Berlin - Nach dem Mordfall Lübcke und mehreren Morddrohungen gegen Kommunalpolitiker werden Forderungen nach härterer Strafverfolgung laut. Das Vorgehen gegen solche Bedrohungen sei „zu lasch“, kritisierte Leipzigs Oberbürgermeister Burkhard Jung (SPD) am Donnerstag. Er selbst erstatte regelmäßig Anzeige, in ganz Deutschland stünden Kommunalpolitiker unter enormem Druck, sagte der Städtetags-Präsident im „Mittagsmagazin“ der ARD. Auch Außenminister Heiko Maas (SPD) rief zu mehr Unterstützung für betroffene Politiker auf. „Morddrohungen gegen Kommunalpolitiker sind infame Versuche der Einschüchterung“, sagte er. „Umso widerwärtiger die Hetze, desto entschiedener müssen wir allen den Rücken stärken, die sich vor Ort engagieren.“

Nach dem Mord am Kasseler Regierungspräsidenten Walter Lübcke haben auch die Kölner Oberbürgermeisterin Henriette Reker, der Bürgermeister des sauerländischen Altena und weitere deutsche Politiker Morddrohungen erhalten. Die Berliner Staatsanwaltschaft und das Landeskriminalamt haben die bundesweiten Ermittlungen dazu übernommen.

Ob die Mails vom 19. Juni mit zurückliegenden bundesweiten rechtsextremistischen Drohschreiben zusammenhängen, werde ermittelt. Die Drohung gegen Reker werde in diesem Zusammenhang gesehen, hieß es in Ermittlerkreisen. Sowohl Reker als auch Altenas Bürgermeister Andreas Hollstein waren in den vergangenen Jahren von Attentätern körperlich angegriffen und verletzt worden.

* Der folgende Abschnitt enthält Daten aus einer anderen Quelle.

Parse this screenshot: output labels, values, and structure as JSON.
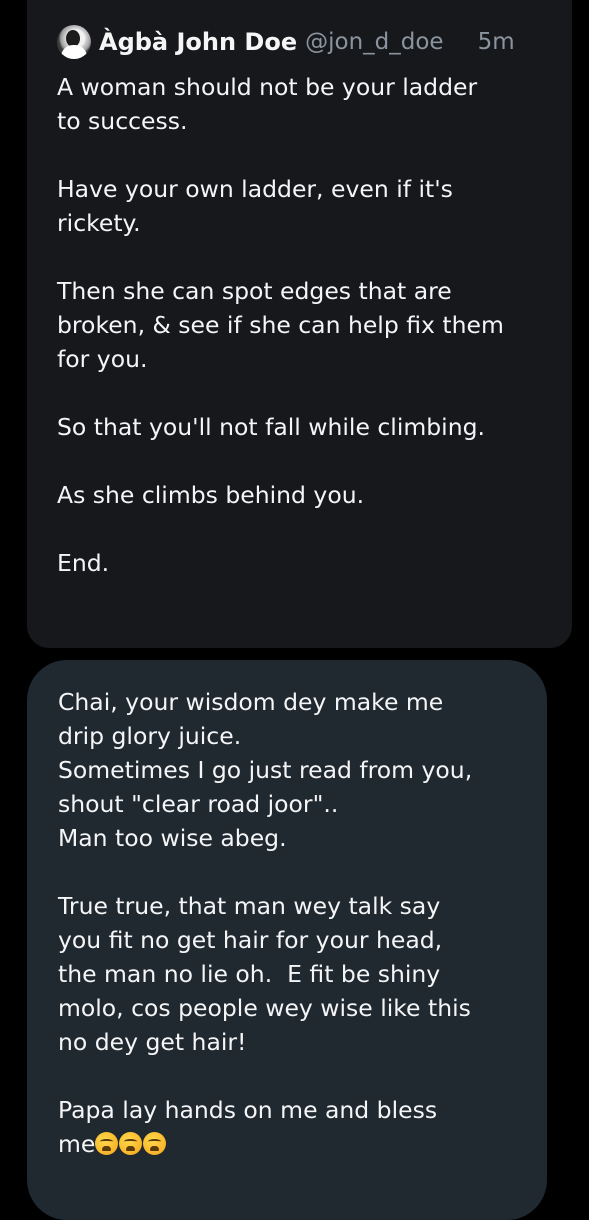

Lübcke war in der Nacht zum 2. Juni auf der Terrasse seines Wohnhauses im hessischen Wolfhagen-Istha niedergeschossen worden. Unter dringendem Tatverdacht sitzt ein 45-Jähriger in Untersuchungshaft. Die Bundesanwaltschaft stuft das Verbrechen als politisches Attentat mit rechtsextremem Hintergrund ein.

Das Bundeskriminalamt registrierte allerdings im vergangenen Jahr weniger politisch motivierte Straftaten gegen Amts- und Mandatsträger als noch in den Vorjahren. Insgesamt wurden 1256 Delikte erfasst, davon 43 Gewalttaten, wie die Behörde bereits Mitte Mai mitgeteilt hatte. Im Vergleich zu 2017 sank die Zahl der Straftaten um fast 18 Prozent, verglichen mit 2016 um 30 Prozent.